Some years the temperatures have dipped so far below zero that the San Luis Valley has been the coldest spot in the nation. This bitter cold can be dangerous for animals left outside all night. Although they have fur coats it is often not enough to keep out the biting cold. Thankfully, there are many ways that pet owners can help keep their furry friends warm.  
It is a good idea to remove snow, ice, salt, and other ice treatment chemicals from their fur and paws. This helps keep them dry and prevents them from ingesting any chemicals found in the ice treatment. You should also check their paw pads for any cracks and make sure there is no redness between their toes. Massaging petroleum jelly into their paw pads before going outdoors can help protect them from salt and chemical agents. Dog booties can also provide extra protection.
Another important pet safety rule is to never leave your animal alone in a car during cold weather. In the winter cars trap frigid air becoming refrigerators on wheels. Also, it is always a good idea to check under the hood of outdoor vehicles before you start them. Outdoor cats often seek refuge from the cold by huddling against still warm engines.
It is also important to make sure you are feeding your animals a little more in the winter and providing them with lots of water. The chilly temperatures will cause them to burn calories faster and make it harder for them to stay hydrated.
Monte Vista Code Enforcement Officer-Community Service Officer Manvuel Lopez shared some of the things he looks for when it comes to keeping pets warm.
“What I look for is if the animal is tethered that they have full access to food and drinkable water, which is not frozen,” Lopez said. “Also, an animal must be provided with some sort of shelter to keep them safe from the weather. This could be a doghouse or an overhang with some means for the animal to escape the snow or whatever weather is current for the season we are currently in.”  
Officer Lopez said that there is nothing code specific to leaving animals outside in the winter weather. However, he shared that it may fall under Municipal Code 8-14-20(b) cruelty to animals.
The code states, “A person commits cruelty to animals if he or she knowingly or with criminal negligence overdrives, overloads, overworks, torments, deprives of necessary sustenance, unnecessarily or cruelly beats, carries or confines in or upon any vehicles in a cruel or reckless manner, otherwise mistreats or neglects any animal or causes or procures it to be done, or, having the charge or custody of any animal, fails to provide it with proper food, drink or protection from the weather.”
Officer Lopez explained that if someone is found in violation of this code it is the officer’s discretion whether to issue a citation or warning.
“Every situation is different and with that said every situation is handled differently,” Lopez said. “If an animal is severely neglected due to these circumstances then it is upon myself or MVPD officers to protect and help the animal currently facing these types of hardships.

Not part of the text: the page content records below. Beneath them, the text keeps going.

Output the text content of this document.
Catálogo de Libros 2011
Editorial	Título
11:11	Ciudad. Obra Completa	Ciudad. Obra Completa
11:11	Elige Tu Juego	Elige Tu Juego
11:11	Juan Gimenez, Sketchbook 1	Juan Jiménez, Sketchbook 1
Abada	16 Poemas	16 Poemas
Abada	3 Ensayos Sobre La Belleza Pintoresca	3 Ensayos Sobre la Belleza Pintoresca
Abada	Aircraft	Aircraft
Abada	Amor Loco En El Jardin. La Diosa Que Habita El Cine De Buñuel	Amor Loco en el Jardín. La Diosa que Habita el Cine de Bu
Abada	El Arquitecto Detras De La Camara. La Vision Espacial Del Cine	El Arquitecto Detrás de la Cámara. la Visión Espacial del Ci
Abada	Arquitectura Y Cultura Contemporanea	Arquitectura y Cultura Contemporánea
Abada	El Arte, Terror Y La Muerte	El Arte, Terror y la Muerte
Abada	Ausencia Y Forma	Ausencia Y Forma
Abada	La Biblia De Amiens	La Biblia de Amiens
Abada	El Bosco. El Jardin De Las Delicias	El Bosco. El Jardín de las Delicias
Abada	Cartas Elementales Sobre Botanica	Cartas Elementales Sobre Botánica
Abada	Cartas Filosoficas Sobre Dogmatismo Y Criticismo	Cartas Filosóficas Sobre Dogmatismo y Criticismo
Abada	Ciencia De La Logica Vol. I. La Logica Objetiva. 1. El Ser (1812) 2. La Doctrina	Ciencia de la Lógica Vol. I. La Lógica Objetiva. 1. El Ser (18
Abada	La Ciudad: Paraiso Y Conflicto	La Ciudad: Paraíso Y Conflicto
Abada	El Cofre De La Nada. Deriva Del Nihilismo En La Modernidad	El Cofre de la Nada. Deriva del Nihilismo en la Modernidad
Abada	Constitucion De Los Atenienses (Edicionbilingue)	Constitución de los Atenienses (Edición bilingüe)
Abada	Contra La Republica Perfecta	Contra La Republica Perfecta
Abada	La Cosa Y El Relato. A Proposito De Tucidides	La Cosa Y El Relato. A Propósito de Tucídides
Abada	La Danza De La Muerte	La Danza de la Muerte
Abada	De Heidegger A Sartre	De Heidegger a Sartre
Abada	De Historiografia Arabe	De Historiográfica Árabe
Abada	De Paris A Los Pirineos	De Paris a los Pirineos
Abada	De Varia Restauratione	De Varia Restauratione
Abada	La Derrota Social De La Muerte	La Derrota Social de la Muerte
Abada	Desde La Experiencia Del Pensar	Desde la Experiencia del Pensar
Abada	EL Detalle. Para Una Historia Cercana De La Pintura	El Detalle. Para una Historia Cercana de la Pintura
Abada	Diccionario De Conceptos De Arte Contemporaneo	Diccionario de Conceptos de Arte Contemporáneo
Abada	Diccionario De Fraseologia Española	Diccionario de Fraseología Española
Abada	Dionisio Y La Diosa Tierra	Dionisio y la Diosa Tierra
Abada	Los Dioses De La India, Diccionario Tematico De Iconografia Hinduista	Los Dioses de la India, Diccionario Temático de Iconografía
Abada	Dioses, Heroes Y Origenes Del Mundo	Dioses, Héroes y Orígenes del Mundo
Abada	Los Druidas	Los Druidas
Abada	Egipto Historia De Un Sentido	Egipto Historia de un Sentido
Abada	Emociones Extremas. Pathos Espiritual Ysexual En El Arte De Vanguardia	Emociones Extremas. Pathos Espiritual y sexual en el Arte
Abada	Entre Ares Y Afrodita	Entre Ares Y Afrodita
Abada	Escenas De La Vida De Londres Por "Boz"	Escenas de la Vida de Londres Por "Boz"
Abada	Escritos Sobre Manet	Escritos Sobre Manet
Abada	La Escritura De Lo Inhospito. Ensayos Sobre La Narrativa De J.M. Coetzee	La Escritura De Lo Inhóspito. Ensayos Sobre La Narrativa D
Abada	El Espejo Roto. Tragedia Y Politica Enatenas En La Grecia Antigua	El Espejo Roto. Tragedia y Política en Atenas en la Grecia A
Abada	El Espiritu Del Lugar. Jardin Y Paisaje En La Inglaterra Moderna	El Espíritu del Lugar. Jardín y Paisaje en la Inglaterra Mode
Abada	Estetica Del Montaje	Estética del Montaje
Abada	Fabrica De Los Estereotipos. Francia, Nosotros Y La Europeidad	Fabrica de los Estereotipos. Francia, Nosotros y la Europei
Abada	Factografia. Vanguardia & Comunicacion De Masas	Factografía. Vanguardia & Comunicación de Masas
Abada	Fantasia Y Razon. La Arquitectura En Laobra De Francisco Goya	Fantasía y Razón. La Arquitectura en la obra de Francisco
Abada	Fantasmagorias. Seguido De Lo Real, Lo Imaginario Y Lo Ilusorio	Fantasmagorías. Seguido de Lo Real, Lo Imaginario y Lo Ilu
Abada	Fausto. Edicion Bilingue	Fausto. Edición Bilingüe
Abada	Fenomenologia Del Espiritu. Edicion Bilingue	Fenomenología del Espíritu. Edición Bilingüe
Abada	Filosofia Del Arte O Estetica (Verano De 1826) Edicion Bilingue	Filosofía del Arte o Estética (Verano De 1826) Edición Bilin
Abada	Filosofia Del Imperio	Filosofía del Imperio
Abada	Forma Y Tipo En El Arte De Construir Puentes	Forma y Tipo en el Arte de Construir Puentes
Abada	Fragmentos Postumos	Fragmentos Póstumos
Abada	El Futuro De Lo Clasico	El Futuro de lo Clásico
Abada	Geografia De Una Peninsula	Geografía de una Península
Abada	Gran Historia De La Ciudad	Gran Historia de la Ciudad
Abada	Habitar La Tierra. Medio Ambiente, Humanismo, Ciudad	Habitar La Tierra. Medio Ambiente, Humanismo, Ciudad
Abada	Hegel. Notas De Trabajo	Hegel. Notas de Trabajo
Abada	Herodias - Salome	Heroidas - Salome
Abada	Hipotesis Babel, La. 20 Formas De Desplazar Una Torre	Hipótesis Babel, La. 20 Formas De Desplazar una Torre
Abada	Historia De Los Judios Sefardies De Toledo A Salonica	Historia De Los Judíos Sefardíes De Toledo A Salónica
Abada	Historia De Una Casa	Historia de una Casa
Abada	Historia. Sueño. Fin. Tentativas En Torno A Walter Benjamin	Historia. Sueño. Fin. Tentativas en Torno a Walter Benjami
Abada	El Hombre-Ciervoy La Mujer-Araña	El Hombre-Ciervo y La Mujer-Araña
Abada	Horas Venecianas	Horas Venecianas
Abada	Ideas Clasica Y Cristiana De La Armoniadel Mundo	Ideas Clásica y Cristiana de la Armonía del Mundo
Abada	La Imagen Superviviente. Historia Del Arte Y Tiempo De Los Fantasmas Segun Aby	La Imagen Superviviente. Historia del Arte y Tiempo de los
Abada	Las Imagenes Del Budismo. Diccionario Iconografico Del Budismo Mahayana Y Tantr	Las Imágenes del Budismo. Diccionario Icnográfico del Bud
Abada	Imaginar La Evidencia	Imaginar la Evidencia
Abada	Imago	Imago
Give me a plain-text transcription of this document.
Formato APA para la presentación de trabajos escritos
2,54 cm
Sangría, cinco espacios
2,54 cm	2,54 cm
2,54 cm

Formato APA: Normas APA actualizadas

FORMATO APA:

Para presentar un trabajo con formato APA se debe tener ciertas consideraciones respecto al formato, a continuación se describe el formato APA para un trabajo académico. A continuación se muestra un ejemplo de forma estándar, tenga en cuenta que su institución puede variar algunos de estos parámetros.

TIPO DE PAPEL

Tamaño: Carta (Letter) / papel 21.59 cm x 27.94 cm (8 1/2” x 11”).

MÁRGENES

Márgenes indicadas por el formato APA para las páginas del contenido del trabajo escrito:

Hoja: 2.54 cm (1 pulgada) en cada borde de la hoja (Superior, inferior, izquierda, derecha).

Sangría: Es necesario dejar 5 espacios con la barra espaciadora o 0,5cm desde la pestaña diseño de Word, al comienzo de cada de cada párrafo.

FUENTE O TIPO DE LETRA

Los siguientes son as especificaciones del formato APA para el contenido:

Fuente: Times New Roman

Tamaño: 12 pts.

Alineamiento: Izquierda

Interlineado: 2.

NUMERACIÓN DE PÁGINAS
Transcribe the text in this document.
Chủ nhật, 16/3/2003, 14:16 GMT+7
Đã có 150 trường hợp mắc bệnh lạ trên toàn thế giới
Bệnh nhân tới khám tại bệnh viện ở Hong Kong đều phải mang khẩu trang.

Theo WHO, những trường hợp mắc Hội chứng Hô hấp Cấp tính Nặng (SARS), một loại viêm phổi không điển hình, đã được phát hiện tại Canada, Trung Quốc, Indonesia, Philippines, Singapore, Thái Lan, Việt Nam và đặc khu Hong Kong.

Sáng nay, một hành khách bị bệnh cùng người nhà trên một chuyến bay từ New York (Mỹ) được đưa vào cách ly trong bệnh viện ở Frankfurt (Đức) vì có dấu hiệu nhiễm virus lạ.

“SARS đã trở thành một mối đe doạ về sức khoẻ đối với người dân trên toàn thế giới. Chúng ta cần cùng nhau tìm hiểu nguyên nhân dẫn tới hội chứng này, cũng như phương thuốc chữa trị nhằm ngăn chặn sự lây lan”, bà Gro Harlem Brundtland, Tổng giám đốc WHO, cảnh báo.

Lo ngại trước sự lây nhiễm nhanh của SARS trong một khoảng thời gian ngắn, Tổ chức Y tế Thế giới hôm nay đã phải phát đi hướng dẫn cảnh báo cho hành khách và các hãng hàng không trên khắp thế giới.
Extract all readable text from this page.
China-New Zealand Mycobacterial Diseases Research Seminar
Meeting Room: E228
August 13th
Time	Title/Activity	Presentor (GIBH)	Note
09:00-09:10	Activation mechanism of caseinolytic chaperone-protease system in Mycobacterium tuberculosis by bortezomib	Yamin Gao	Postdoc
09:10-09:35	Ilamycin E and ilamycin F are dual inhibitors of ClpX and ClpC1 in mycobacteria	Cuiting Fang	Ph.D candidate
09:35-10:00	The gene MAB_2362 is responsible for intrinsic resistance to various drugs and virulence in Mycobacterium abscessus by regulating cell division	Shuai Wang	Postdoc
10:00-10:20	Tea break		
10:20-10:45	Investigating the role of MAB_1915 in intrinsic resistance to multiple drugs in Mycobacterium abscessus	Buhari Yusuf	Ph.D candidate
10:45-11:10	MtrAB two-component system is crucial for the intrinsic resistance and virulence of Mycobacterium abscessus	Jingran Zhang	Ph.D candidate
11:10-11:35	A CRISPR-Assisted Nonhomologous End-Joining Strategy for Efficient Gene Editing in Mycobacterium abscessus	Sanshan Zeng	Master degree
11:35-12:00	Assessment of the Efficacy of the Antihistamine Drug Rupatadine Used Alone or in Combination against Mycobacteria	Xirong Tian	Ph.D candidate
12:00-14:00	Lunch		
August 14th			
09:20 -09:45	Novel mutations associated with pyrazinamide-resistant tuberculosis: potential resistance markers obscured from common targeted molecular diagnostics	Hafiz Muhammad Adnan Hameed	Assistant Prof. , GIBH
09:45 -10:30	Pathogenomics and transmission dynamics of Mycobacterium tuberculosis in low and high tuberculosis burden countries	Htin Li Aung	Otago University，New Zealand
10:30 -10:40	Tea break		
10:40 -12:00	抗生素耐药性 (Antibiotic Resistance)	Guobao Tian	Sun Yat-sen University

It also needs to be pointed out that there are situations where animals are naturally adapted to survive harsh conditions. So, the current health of said animal needs to be looked at as well as living conditions.”
Officer Lopez also said that as the current Monte Vista Code Enforcement Officer-Community Service Officer, he wants to try and educate before having to enforce.
“These questions are a great opportunity for just that,” Lopez said. “I would encourage the residents of Monte Vista to reach out to me and ask questions if they are unsure of what may be a violation of Municipal Code.”